Анастасия Цветаева - AMOR
Они расходятся, она — назад, он — вперёд. Но над каждым из них то самое золотокрылое небо, куда он, опровергая все обвинения, закинул голову, — как домой! Не доказывая, не споря, просто оттуда — не снисходя… Края облаков сейчас жгуче–янтарны, а лазурь становится зеленой. И опять эта первая, почему‑то всегда одна — звезда. Хрустальная! В её трепете — что‑то водное, влажная ледяная прохлада… Стал бы и смотрел на нее, без конца.
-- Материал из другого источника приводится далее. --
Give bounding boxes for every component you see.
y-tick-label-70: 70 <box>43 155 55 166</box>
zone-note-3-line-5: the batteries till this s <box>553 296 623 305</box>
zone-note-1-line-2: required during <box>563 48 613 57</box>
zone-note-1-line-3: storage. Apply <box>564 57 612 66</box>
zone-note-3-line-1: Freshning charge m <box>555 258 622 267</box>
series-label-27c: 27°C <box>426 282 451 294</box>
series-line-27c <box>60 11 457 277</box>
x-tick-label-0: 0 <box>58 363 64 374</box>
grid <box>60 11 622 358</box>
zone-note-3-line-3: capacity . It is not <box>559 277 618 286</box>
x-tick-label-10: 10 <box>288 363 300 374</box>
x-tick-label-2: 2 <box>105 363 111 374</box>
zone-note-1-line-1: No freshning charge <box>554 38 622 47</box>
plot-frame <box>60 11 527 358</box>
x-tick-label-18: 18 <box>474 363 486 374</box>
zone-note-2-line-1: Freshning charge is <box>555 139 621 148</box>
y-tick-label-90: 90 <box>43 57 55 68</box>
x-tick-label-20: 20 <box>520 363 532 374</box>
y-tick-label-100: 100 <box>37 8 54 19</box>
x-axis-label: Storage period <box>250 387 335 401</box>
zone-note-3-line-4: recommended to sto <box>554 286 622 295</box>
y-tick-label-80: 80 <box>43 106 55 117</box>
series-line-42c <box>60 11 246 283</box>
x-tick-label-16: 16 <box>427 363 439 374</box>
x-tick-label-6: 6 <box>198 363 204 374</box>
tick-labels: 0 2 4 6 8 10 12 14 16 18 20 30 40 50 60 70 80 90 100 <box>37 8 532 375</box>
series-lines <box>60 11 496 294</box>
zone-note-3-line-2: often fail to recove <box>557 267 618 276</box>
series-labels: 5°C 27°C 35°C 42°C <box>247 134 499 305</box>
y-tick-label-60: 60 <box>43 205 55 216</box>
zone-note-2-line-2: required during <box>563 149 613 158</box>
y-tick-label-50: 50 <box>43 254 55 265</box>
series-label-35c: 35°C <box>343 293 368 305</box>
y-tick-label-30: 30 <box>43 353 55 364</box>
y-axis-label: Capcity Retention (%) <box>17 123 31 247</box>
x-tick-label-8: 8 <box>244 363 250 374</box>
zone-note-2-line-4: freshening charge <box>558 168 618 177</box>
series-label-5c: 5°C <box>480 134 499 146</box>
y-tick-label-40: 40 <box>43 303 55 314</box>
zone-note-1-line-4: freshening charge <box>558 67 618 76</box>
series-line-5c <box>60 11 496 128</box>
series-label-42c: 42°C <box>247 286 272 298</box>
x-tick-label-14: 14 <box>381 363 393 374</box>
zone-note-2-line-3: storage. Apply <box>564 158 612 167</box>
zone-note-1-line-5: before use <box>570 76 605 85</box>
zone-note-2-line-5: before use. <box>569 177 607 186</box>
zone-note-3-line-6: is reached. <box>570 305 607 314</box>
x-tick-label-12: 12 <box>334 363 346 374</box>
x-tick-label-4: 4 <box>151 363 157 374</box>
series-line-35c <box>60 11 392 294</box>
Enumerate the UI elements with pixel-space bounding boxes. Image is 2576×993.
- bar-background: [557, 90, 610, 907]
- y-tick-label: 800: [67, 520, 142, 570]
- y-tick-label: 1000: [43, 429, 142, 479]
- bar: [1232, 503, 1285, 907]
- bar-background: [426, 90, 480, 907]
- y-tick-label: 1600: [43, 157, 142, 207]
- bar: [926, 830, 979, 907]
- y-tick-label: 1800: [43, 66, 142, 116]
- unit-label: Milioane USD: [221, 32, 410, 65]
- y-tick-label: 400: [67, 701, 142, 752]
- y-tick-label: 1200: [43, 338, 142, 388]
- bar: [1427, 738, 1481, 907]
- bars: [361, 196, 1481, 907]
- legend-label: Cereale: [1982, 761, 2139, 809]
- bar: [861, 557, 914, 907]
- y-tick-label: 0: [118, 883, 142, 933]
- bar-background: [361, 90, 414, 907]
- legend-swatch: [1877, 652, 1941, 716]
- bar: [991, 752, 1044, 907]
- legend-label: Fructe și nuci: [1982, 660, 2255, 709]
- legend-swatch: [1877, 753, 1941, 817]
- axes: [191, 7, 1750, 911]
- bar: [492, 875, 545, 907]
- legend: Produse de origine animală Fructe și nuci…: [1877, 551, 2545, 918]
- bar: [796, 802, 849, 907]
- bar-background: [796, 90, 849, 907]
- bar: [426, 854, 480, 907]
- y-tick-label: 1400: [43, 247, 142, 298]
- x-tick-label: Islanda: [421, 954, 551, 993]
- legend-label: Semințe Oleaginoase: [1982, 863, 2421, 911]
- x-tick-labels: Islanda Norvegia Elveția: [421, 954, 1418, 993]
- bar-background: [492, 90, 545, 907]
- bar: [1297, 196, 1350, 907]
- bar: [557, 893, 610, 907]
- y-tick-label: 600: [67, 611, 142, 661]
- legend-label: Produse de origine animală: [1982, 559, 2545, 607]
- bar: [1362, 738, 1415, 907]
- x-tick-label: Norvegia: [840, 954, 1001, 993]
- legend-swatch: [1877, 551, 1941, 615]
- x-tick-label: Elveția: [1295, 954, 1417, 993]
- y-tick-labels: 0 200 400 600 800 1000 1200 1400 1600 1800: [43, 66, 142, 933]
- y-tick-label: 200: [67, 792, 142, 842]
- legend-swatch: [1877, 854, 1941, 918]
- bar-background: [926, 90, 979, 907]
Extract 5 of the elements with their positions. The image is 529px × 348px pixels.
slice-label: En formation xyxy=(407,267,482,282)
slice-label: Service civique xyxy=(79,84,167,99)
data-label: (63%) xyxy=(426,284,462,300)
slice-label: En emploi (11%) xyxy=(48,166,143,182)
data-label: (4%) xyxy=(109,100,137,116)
Ника входит в бюро. Она ещё поработает, докончит раздел.
К ночи подоспела срочная работа, и все сотрудники проектного бюро просидели над ней глубоко в ночь. А когда разошлись, один остался сидеть за столом: изобретатель. Разложил перед собой чертежи…
Он кончил работать, когда за столом чуть засветилась верхушка далёкой горы. Кроме нее, все спало. У него было странное ощущение — что гора знает, что он тут делает, и сочувствует ему как друг… От усталости все казалось прозрачным. Чувство чудесности. Одного не хватало — присутствия жены Наташи!
В этот день у Ники была мучившая её тоска по сыну — и она жадно обрадовалась предложению Евгения Евгеньевича слушать дальше, если она хочет. От ночной работы усталость была вполне терпима. На ужин Матвей принес — чудо: жидковатую, но гречневую кашу! Был конец дня. В жилой комнате спали. Кто‑то храпел.
— Дед купил соловья, — рассказывал он, — а к соловью прикупил дудку: она пищала тонким голоском, поскольку наличие соловья позволяло деду пищать в дудку в любое время, он начинал пищать в нее именно тогда, когда бабушка начинала медитировать. И кончилось дело довольно плохо с этим соловьем, потому что его кормили муравьиными яйцами, из них начали очень быстро выводиться муравьи в громадном количестве. Когда сняли первый слой яиц — то, что было внизу, оказалось чистыми муравьями, кои произвольно выходили оттуда и разбредались по комнатам.
Он помолчал — молчание длилось. Так с ним бывало, во время рассказов.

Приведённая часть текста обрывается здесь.